Я как-то шутя сказал Чехову, что он сам похож на своего Дениску. И действительно, в самый разгар восьмидесятых годов, когда общественная жизнь так похожа была на эту степь с ее безмолвной истомой и тоскливой песнью, он явился беззаботный, веселый, с избытком бодрости и силы. То и дело у него неизвестно откуда являлись разные проекты, и притом как-то сразу, в готовом виде, с мелкими деталями... Однажды он стал развивать передо мною план журнала, в котором будут участвовать беллетристы, числом двадцать пять, «и все начинающие, вообще молодые». В другой раз, устремив на меня свои прекрасные глаза с выражением внезапно созревающей мысли, он сказал:
Слушайте, Короленко... Я приеду к вам в Нижний.
Буду очень рад. Смотрите же — не обманите.
Непременно приеду... Будем вместе работать. Напишем драму. В четырех действиях. В две недели.
Я засмеялся. Это был опять Дениска.
Нет, Антон Павлович. Мне за вами не ускакать. Драму вы пишите один, а в Нижний все-таки приезжайте.
IV
Он сдержал слово, приехал в Нижний и очаровал всех, кто его в это время видел 13. А в следующий свой приезд в Москву я застал его уже за писанием драмы 14. Он вышел из своего рабочего кабинета, но удержал меня за руку, когда я, не желая мешать, собрался уходить.
Я действительно пишу и непременно напишу драму , — сказал о н , — «Иван Иванович Иванов»... Понимаете? Ивановых тысячи... обыкновеннейший человек, совсем не герой... И это именно очень трудно... Бывает ли у вас так: во время работы, между двумя эпизодами, которые видишь ясно в воображении, — вдруг пустота...
Через которую, — сказал я, — приходится строить мостки уже не воображением, а логикой?..
Вот, вот...
Да, бывает, но я тогда бросаю работу и жду.
Да, а вот в драме без этих мостков не обойдешься...

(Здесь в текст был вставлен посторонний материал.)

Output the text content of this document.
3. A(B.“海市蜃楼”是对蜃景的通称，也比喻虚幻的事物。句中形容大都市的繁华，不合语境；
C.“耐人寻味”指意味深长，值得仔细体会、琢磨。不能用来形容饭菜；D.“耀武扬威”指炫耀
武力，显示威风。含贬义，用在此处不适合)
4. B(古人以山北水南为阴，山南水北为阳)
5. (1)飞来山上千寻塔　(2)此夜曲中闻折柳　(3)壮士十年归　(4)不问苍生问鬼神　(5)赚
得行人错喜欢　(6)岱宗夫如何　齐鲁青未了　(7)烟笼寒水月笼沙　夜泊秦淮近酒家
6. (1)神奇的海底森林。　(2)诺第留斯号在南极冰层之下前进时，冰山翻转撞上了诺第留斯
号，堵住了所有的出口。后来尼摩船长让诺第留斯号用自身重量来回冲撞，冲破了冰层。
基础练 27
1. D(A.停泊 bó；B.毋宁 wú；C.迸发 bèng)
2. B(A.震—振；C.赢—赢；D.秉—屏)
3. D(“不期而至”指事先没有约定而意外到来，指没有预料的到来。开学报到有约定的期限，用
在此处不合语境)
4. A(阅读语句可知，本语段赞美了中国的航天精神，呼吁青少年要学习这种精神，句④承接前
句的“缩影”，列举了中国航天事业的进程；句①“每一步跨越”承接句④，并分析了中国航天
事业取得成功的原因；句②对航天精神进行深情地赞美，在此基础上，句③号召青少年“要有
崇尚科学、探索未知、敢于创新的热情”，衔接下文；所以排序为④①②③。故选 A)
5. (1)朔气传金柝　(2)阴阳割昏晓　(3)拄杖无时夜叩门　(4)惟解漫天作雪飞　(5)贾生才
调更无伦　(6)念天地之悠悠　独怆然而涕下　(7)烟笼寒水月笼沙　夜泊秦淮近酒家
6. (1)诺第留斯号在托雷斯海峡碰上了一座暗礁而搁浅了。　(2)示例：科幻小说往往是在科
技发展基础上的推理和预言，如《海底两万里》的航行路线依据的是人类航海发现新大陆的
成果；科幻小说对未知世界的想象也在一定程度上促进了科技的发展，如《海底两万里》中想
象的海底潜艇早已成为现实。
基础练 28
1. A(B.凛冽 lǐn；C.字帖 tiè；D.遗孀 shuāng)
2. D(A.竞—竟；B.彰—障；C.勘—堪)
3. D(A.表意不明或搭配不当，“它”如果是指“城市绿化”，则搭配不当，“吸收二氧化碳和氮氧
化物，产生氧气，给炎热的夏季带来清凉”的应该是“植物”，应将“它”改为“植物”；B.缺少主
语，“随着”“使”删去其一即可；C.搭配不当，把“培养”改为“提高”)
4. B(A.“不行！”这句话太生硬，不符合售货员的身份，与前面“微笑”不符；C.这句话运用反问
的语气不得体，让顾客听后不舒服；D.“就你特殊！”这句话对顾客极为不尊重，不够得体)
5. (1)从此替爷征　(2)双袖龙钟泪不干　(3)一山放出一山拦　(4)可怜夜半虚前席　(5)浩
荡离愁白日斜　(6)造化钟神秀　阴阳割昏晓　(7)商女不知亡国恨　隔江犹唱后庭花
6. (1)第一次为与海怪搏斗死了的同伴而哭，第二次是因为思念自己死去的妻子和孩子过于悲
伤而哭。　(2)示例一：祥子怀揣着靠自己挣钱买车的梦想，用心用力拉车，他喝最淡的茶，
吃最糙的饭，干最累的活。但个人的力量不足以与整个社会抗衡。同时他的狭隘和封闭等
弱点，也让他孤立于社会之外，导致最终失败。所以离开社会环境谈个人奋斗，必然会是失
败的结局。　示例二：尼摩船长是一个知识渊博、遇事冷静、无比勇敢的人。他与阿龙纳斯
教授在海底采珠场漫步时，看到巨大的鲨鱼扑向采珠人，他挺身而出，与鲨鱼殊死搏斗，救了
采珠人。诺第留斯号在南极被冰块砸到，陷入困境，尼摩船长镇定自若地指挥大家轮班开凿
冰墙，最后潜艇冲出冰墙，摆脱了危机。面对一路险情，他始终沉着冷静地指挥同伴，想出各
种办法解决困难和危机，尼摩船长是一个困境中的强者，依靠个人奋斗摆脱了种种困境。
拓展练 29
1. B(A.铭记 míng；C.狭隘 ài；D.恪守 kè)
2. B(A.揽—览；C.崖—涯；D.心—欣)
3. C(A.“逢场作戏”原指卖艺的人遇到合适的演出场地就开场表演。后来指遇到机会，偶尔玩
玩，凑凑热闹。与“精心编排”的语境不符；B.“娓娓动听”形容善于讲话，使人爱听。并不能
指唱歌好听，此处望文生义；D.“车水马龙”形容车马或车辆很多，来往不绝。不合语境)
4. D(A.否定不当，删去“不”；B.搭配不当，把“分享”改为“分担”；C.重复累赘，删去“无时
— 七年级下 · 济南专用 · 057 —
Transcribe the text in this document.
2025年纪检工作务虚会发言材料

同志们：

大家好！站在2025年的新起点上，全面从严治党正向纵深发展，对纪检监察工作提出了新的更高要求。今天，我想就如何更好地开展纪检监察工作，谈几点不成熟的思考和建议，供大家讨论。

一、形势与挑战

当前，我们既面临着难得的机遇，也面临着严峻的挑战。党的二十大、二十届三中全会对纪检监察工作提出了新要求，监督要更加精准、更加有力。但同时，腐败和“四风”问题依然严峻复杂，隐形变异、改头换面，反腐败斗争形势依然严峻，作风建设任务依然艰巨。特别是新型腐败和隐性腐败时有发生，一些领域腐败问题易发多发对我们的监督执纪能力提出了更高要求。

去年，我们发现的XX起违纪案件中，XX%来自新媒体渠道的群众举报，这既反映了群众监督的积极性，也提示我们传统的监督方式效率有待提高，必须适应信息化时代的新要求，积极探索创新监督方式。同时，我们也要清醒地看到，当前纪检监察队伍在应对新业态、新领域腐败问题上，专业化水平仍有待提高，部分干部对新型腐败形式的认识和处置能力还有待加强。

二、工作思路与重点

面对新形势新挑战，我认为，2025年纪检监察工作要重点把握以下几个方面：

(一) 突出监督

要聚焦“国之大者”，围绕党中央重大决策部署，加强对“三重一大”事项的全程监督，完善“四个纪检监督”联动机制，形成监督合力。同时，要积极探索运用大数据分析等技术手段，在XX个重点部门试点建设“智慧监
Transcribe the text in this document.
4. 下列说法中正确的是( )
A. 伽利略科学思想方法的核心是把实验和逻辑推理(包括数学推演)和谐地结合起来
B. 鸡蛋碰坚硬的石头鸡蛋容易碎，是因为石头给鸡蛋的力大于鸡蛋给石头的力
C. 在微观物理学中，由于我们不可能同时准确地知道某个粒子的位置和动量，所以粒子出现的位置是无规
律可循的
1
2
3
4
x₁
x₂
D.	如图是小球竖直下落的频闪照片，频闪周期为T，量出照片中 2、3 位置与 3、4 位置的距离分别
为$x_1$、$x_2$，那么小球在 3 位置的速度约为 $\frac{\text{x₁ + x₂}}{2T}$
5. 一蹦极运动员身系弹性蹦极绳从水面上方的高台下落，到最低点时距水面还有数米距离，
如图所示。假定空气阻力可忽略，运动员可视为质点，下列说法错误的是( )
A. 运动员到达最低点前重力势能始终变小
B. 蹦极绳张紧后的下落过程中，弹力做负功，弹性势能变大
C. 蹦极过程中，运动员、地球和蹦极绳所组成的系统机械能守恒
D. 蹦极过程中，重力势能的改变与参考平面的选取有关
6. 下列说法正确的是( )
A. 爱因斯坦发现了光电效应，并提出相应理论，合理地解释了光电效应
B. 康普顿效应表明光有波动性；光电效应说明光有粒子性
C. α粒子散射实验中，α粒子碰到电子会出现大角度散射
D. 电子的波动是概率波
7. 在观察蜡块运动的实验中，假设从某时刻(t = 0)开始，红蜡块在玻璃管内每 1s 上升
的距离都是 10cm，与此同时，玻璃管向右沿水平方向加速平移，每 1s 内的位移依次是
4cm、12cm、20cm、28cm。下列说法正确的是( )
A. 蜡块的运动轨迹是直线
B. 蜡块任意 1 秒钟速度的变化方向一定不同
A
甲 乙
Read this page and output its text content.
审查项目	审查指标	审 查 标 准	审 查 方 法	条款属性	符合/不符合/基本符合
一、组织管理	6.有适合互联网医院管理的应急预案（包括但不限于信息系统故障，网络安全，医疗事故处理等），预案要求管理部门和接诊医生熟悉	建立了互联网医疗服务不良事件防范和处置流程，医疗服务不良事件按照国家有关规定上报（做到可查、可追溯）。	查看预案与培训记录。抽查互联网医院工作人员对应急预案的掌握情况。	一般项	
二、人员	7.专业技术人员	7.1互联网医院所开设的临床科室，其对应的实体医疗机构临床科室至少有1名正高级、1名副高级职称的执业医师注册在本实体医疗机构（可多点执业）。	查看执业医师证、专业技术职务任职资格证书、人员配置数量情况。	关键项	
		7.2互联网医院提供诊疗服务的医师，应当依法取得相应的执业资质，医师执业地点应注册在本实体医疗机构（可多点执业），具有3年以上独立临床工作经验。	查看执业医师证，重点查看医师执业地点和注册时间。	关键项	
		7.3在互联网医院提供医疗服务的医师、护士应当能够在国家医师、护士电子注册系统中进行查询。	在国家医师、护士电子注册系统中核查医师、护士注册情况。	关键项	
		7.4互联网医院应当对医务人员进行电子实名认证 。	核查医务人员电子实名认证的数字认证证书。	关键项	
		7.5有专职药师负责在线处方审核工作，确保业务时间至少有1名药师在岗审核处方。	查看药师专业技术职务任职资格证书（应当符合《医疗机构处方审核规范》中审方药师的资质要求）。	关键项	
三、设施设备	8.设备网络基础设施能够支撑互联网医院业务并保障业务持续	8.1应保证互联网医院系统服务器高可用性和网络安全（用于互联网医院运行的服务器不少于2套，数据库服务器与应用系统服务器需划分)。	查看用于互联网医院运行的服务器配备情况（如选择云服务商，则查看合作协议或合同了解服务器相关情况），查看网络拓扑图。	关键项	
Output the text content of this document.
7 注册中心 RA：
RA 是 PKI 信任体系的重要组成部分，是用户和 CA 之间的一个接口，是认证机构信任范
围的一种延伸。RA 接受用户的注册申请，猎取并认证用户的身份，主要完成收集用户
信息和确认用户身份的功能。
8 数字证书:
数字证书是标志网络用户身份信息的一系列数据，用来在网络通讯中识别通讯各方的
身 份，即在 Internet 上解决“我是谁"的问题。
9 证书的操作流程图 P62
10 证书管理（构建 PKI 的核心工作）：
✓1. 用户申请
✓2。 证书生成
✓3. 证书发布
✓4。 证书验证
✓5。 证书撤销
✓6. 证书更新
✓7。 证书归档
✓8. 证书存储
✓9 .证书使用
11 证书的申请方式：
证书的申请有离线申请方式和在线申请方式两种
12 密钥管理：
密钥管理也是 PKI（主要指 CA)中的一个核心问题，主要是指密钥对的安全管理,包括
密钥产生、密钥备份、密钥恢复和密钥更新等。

Он казался несколько рассеянным, недовольным и как
будто утомленным. Действительно, первая драма далась Чехову трудно и повлекла за собою первые же серьезные чисто литературные волнения и огорчения. Не говоря о заботах сценической постановки, о терзаниях автора, видящего, как далеко слово от образа, а театральное исполнение от слова, — в этой драме впервые сказался перелом в настроении Чехова. Я помню, как много писали и говорили о некоторых беспечных выражениях Иванова, например о фразе: «Друг мой, послушайте моего совета: не женитесь ни на еврейках, ни на психопатках, ни на курсистках». Правда, это говорит Иванов, но русская жизнь так болезненно чутка к некоторым наболевшим вопросам, что публика не хотела отделить автора от героя; да, сказать правду, в «Иванове» не было той непосредственности и беззаботной объективности, какая сквозила в прежних произведениях Чехова. Драма русской жизни захватывала в свой широкий водоворот вышедшего на ее арену писателя: в его произведении чувствовалось невольно веяние какой-то тенденции, чувствовалось, что автор на что-то нападает и что-то защищает, и спор шел о том, что именно он защищает и на что нападает. Вообще эта первая драма, которую Чехов переделывал несколько раз 15, может дать ценный материал для вдумчивого биографа, который пожелает проследить историю душевного перелома, приведшего Чехова от «Нового времени», в котором он охотно писал вначале и куда не давал ни строчки в последние годы, — в «Русские ведомости», в «Жизнь» и в «Русскую мысль»... Беззаботная непосредственность роковым образом кончалась, начиналась тоже роковым образом рефлексия и тяжелое сознание ответственности таланта [22].